Third, peace cannot be achieved unless there is trust between the two parties. During a peace talk in 2012, the Myanmarese army took the advantage of the unpreparedness of the KIO army and attacked one of the pivotal check posts under the KIO’s control. Furthermore, the continuous air strikes and attacks in order to capture important road links with the region such as the Mandalay-Bhamo road and others have deepened the mistrust. The army has been severely criticised for alleged chemical weapon attacks; and there have been several cases when the army has used humanitarian aid vehicle to enter a particular town or village. All these factors make the trust-building process difficult.

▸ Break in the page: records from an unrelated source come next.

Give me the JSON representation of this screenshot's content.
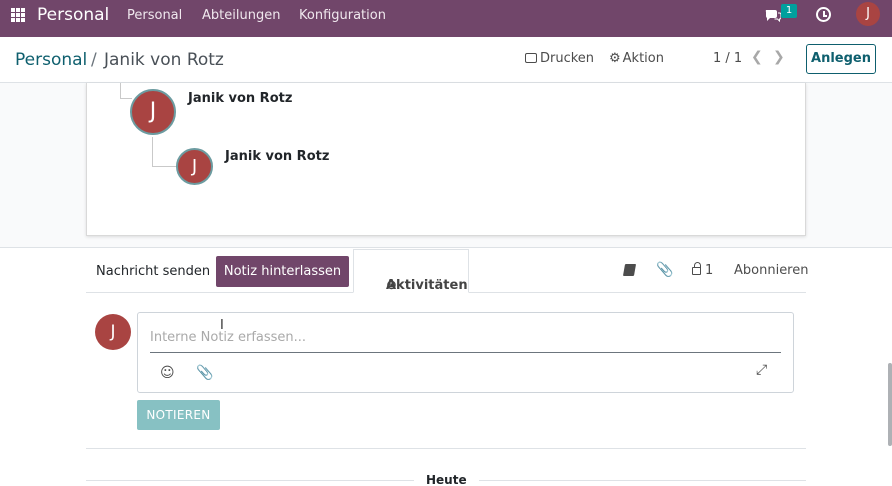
{
  "navbar": {
    "brand": "Personal",
    "menu": [
      "Personal",
      "Abteilungen",
      "Konfiguration"
    ],
    "messages_count": "1",
    "user_initial": "J",
    "color": "#71466a"
  },
  "control_panel": {
    "breadcrumb_parent": "Personal",
    "breadcrumb_separator": "/",
    "breadcrumb_current": "Janik von Rotz",
    "print_label": "Drucken",
    "action_label": "Aktion",
    "pager": "1 / 1",
    "create_label": "Anlegen"
  },
  "org_chart": {
    "manager": {
      "name": "Janik von Rotz",
      "initial": "J"
    },
    "employee": {
      "name": "Janik von Rotz",
      "initial": "J"
    }
  },
  "chatter": {
    "send_message": "Nachricht senden",
    "log_note": "Notiz hinterlassen",
    "activities": "Aktivitäten",
    "followers_count": "1",
    "subscribe": "Abonnieren",
    "composer_placeholder": "Interne Notiz erfassen...",
    "composer_initial": "J",
    "submit_label": "NOTIEREN",
    "today_label": "Heute"
  },
  "icons": [
    "apps-icon",
    "chat-icon",
    "clock-icon",
    "print-icon",
    "gear-icon",
    "chevron-left-icon",
    "chevron-right-icon",
    "book-icon",
    "paperclip-icon",
    "lock-icon",
    "emoji-icon",
    "expand-icon"
  ],
  "colors": {
    "brand": "#71466a",
    "link": "#0e5f6e",
    "avatar": "#a94442",
    "submit": "#87c1c3",
    "badge": "#00a09d"
  }
}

Fourth, the Kachin region is rich in mineral resources, which has led to a flood of investments by various national and international companies. Thus in the name of protecting these investments in a conflict area, the army has been installed in the region in huge numbers.
The Chinese Angle
Fifth, China is playing a significant role in the peace dialogues between the KIO and the Myanmarese government. However, China’s presence is proving to be an obstacle. China has its own stakes in peace in Kachin. Kachin is situated next to the China-Myanmar border, and peace will lead to a stable border. Due to the conflict, there has been an influx of Kachin migrants into the bordering towns of China. It is also jeopardising several Chinese investments in the region. China also does not want the US to play any substantial role in these peace talks and therefore hinders any effort by the parties to internationalise the issue, which could further delay progress.
Both the government and the KIO need to understand that in order to establish peace, signing peace deals and ceasefire agreements is not enough - steps should be taken by both parties to end the conflict on the ground and not just on paper.